Point de vue de Bertrand Fazio
Après plus de 15 ans dans les énergies renouvelables, principalement pour l’éolien offshore, expert EMR et consultant, je reviens du salon des énergies marines Seanergy avec un goût mitigé.
Les énergies renouvelables, ce secteur si sensible aux aléas politico-électoraux, mérite-t-il la concentration de dynamisme et de talents que l’on peut croiser dans les allées du salon Seanergy ?
Depuis sa réelle émergence en 2002 avec le premier tarif de rachat pour l’éolien terrestre, le moins que l’on puisse dire est que le chemin a été semé d’embûches administrativo-règlementaires, toujours innovantes, et faites sur mesure au gré non pas du vent mais des aléas politiques. Ce serait un peu long de les énumérer ici mais les plus anciens se souviendront du parcours. Nous les avons digérées au fur et à mesure, prenant bien sûr du retard sur les objectifs schizophréniques de nos dirigeants qui les annonçaient tout en créant les obstacles empêchant de les atteindre. Patience et confiance, comme me l’a soufflé un ancien du secteur, sont des conditions de succès dans cette activité, mais nous n’en sommes pas tous autant pourvus, individus et entreprises…
Idées fixes et sujets récurrents dans les allées : des enjeux très français.

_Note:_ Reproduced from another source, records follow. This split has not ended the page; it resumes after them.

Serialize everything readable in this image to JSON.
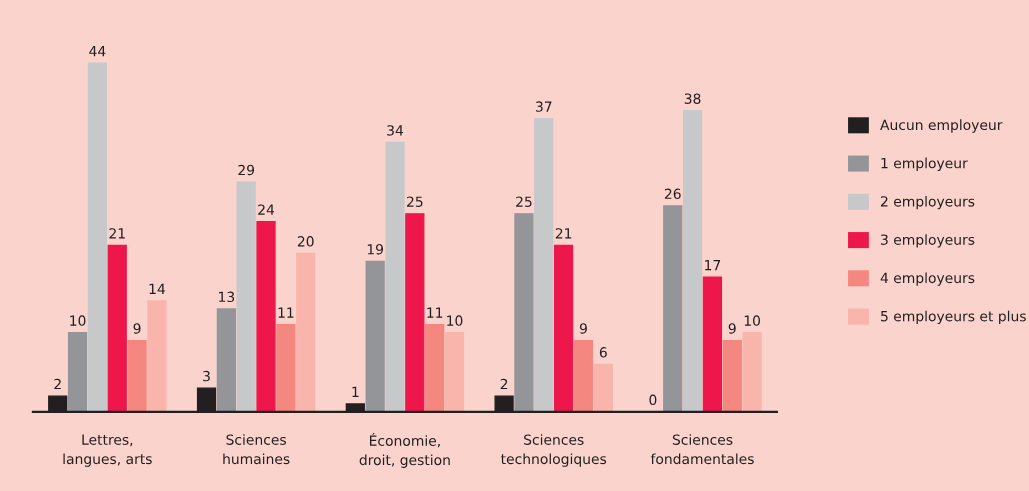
{
  "chart_data": {
    "type": "bar",
    "categories": [
      "Lettres,\nlangues, arts",
      "Sciences\nhumaines",
      "Économie,\ndroit, gestion",
      "Sciences\ntechnologiques",
      "Sciences\nfondamentales"
    ],
    "series": [
      {
        "name": "Aucun employeur",
        "color": "#231f20",
        "values": [
          2,
          3,
          1,
          2,
          0
        ]
      },
      {
        "name": "1 employeur",
        "color": "#939598",
        "values": [
          10,
          13,
          19,
          25,
          26
        ]
      },
      {
        "name": "2 employeurs",
        "color": "#c7c8ca",
        "values": [
          44,
          29,
          34,
          37,
          38
        ]
      },
      {
        "name": "3 employeurs",
        "color": "#ed174b",
        "values": [
          21,
          24,
          25,
          21,
          17
        ]
      },
      {
        "name": "4 employeurs",
        "color": "#f4877f",
        "values": [
          9,
          11,
          11,
          9,
          9
        ]
      },
      {
        "name": "5 employeurs et plus",
        "color": "#f9b5ab",
        "values": [
          14,
          20,
          10,
          6,
          10
        ]
      }
    ],
    "data_labels": true,
    "legend": "right",
    "tick_labels": "x"
  }
}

Après avoir arpenté en long et en large le salon, et échangé avec des dizaines d’exposants et de visiteurs, le sujet de la dissolution de l’Assemblée Nationale offert par notre président est bien évidemment arrivé très largement en tête des échanges, avec les suites possibles sur lesquelles chacun y est allé de son pronostic : aucun de ceux que j’ai entendu n’était très optimiste pour les EMR en général et l’éolien en mer en particulier. Mais pourquoi donc avoir dissout, M. Macron ? Nous sortons juste du grand débat sur la planification de la stratégie maritime (@la mer en débat) dont les conclusions viennent d’être rendues publiques et le chemin d’ici les échéances électorales de 2027 était tout tracé. Il y avait enfin une visibilité pour la filière permettant de développer innovations, emplois, infrastructures portuaires etc. Une fois n’aurait pas été coutume… Et bien non : Encore loupé ! Au mieux aurons-nous un retard dans les appels d’offres prévus, les AO 6, 7, 8, 9 et 10, au pire ils seront abandonnés ou repousser aux calendes grecques.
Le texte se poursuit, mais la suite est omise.